Costa Rica ist bei den meisten Menschen vor allem für seine wunderschönen Strände bekannt. Doch nur wenige wissen über die Diskriminierung Bescheid, der sich indigene Völker gegenübersehen. Zwar wird ihnen immer wieder von der Regierung Unterstützung zugesagt, jedoch kommt diese nur selten bei den indigenen Gemeinschaften an. Ein besonders großes Problem ist der Landraub, mit dem viele indigene Gruppen immer noch zu kämpfen haben. Dies geht häufig auch mit einer großen Gewaltbereitschaft der illegalen Siedler*innen einher und führt schlimmstenfalls zum Tod der indigenen Aktivst*innen.

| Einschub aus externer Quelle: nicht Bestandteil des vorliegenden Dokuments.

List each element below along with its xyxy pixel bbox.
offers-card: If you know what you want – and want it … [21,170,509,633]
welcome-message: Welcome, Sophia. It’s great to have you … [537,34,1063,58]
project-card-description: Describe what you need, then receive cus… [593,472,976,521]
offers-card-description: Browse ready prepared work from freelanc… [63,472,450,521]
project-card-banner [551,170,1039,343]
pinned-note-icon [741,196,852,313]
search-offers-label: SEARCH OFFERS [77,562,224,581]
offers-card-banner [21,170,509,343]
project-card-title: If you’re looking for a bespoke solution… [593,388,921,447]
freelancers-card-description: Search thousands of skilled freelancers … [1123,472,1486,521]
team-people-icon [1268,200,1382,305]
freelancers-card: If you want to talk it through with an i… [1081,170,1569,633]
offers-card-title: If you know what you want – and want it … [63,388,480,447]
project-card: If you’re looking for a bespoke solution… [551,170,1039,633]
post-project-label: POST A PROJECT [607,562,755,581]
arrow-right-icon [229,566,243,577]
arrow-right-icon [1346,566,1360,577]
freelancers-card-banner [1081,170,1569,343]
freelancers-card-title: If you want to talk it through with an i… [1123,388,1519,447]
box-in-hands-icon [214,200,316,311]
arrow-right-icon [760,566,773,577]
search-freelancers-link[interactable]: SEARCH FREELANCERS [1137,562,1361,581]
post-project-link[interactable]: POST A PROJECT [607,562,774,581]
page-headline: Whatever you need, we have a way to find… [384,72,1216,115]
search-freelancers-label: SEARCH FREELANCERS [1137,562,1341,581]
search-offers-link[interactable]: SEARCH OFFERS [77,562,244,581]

Von Paula Fischer; Foto: GfbV-Archiv

Costa Rica ist ein kleines Land im Herzen Zentralamerikas. Bei vielen Tourist*innen ist es bekannt als eines der grünsten Länder der Welt oder auch als die Schweiz Mittelamerikas. Schon vor Jahrzehnten haben sie ihre Armee abgeschafft und dieses Geld stattdessen in ihr Gesundheits- und Bildungssystem investiert. Es gilt als eines der sichersten Länder in Süd- und Zentralamerika, weswegen es bei vielen Reisenden ein beliebtes Ziel ist. Zusätzlich scheinen hier einige der glücklichsten Menschen der Welt zu leben, zumindest laut des Happy Planet Index. Die Einwohner*innen, auch Ticos/Ticas genannt, schreiben dies auch teilweise dem inoffiziellen Motto Costa Ricas zu. Es lautet „Pura vida“ oder übersetzt „pures Leben“. Die belebte Kultur Costa Ricas wird unter anderem auch durch die unterschiedlichen indigenen Völker des Landes bereichert. Insgesamt leben acht verschiedene indigene Völker im heutigen Costa Rica, von denen fünf immer noch ihre eigene Sprache sprechen. Allerdings sterben diese einzigartigen indigenen Sprachen langsam aus. Neben ihren Sprachen ist auch häufig ihr Land bedroht. Die indigenen Territorialrechte in Costa Rica werden ständig verletzt, was unter anderem daran sichtbar wird, dass in manchen Gebieten über die Hälfte des indigenen Gebietes von nicht-indigenen Siedler*innen besetzt wird.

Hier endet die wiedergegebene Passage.